The last thing you will need to know in order to follow this chapter is how to define a function in Python. 

A function is a block of code which only runs when it is called. You can pass data, known as parameters, into a function and it returns the result to the applied operation. For example, if you want to calculate the following simple operation several times in your code: $ \frac{x+y}{5} $ , it is simple to create a function where you pass the x and y parameters and then returns the result (instead of  having to compute this operation every time you want to use it)

The typical syntax and structure is the following:

In [26]:
# Define a function
def my_function(input1, input2):
    return (input1 + input2)/5

# Create 2 arrays to use with the function
my_array1 = np.array([0,5,10,15,20,25,30])
my_array2 = np.array([5,10,15,20,25,30,35])

# Apply the function
my_function(my_array1, my_array2)

array([ 1.,  3.,  5.,  7.,  9., 11., 13.])

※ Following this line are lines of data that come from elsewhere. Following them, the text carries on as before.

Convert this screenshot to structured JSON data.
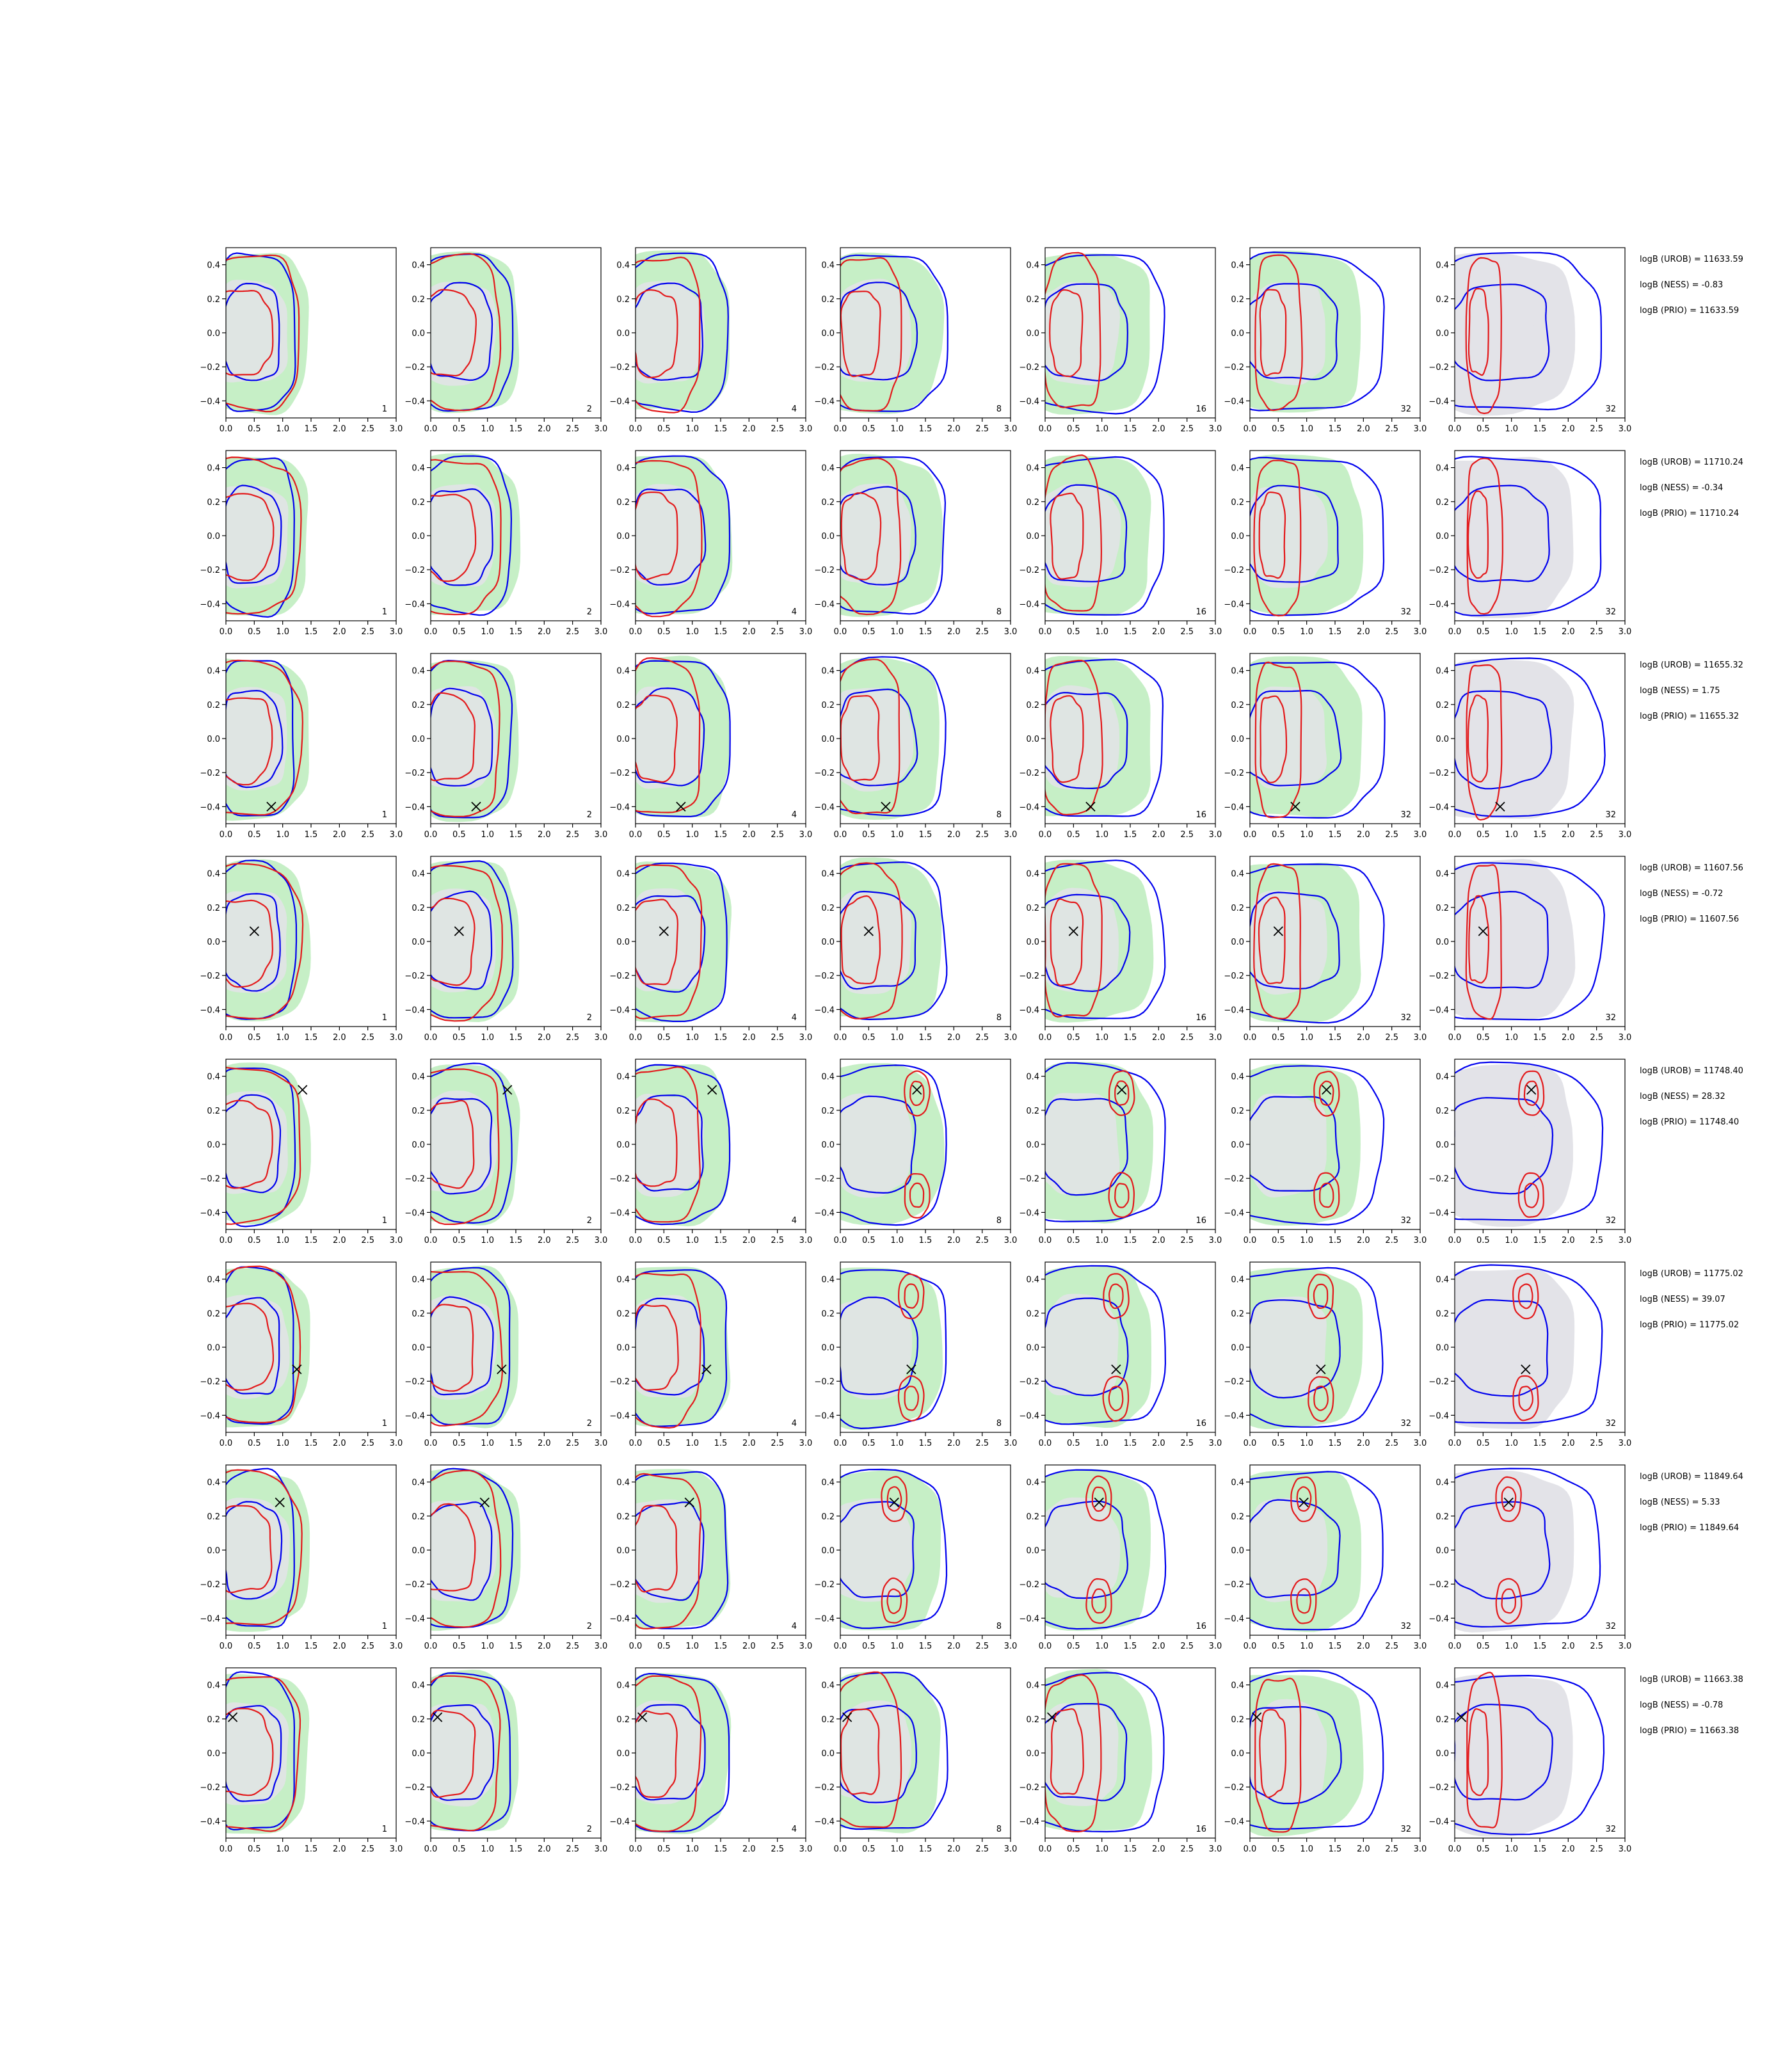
{
  "colors": {
    "gray_fill": "#e3e3e8",
    "green_fill": "#c6efc6",
    "blue_line": "#0000ee",
    "red_line": "#e31a1c",
    "marker": "#000000"
  },
  "chart_data": {
    "type": "contour-grid",
    "xlim": [
      0.0,
      3.0
    ],
    "ylim": [
      -0.5,
      0.5
    ],
    "xticks": [
      "0.0",
      "0.5",
      "1.0",
      "1.5",
      "2.0",
      "2.5",
      "3.0"
    ],
    "yticks": [
      "0.4",
      "0.2",
      "0.0",
      "−0.2",
      "−0.4"
    ],
    "column_labels": [
      "1",
      "2",
      "4",
      "8",
      "16",
      "32",
      "32"
    ],
    "column_prior": [
      "green",
      "green",
      "green",
      "green",
      "green",
      "green",
      "gray"
    ],
    "rows": [
      {
        "logB": [
          "logB (UROB) = 11633.59",
          "logB (NESS) = -0.83",
          "logB (PRIO) = 11633.59"
        ],
        "marker": null,
        "shape": "unimodal"
      },
      {
        "logB": [
          "logB (UROB) = 11710.24",
          "logB (NESS) = -0.34",
          "logB (PRIO) = 11710.24"
        ],
        "marker": null,
        "shape": "unimodal"
      },
      {
        "logB": [
          "logB (UROB) = 11655.32",
          "logB (NESS) = 1.75",
          "logB (PRIO) = 11655.32"
        ],
        "marker": [
          0.8,
          -0.4
        ],
        "shape": "edge"
      },
      {
        "logB": [
          "logB (UROB) = 11607.56",
          "logB (NESS) = -0.72",
          "logB (PRIO) = 11607.56"
        ],
        "marker": [
          0.5,
          0.06
        ],
        "shape": "unimodal"
      },
      {
        "logB": [
          "logB (UROB) = 11748.40",
          "logB (NESS) = 28.32",
          "logB (PRIO) = 11748.40"
        ],
        "marker": [
          1.35,
          0.32
        ],
        "shape": "bimodal"
      },
      {
        "logB": [
          "logB (UROB) = 11775.02",
          "logB (NESS) = 39.07",
          "logB (PRIO) = 11775.02"
        ],
        "marker": [
          1.25,
          -0.13
        ],
        "shape": "bimodal"
      },
      {
        "logB": [
          "logB (UROB) = 11849.64",
          "logB (NESS) = 5.33",
          "logB (PRIO) = 11849.64"
        ],
        "marker": [
          0.95,
          0.28
        ],
        "shape": "bimodal"
      },
      {
        "logB": [
          "logB (UROB) = 11663.38",
          "logB (NESS) = -0.78",
          "logB (PRIO) = 11663.38"
        ],
        "marker": [
          0.12,
          0.21
        ],
        "shape": "unimodal"
      }
    ]
  }
}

We will not be using many functions in this chapter but they are mentioned in the Pandas section. 
(If you want to learn more about how to create a function with Python and all the great advantages they offer, visit the [link](https://docs.python.org/2.0/ref/function.html).

Another important function you should know about is the ``lambda`` function. It is a small anonymous function which can take any number of arguments but, it can only have one expression. In order to create a lambda function, you will need the following structure:

``lambda arguments : expression`` . 

(To know more about these functions, visit the [link](https://www.w3schools.com/python/python_lambda.asp))

In [27]:
# Define the lambda function
my_lambda = lambda x : x + 1

# Pass the function 
my_lambda(3)

4

In [28]:
# Define the lambda function
my_lambda = lambda x,y : (x*y)/10

# Pass the function 
my_lambda(50,60)

300.0

These are some vary basic notions on how to define your data using python dictionaries and lists, how to use NumPy arrays and functions and what are functions like in Python. With these basics you should be able to better understand the content of the upcoming notebooks.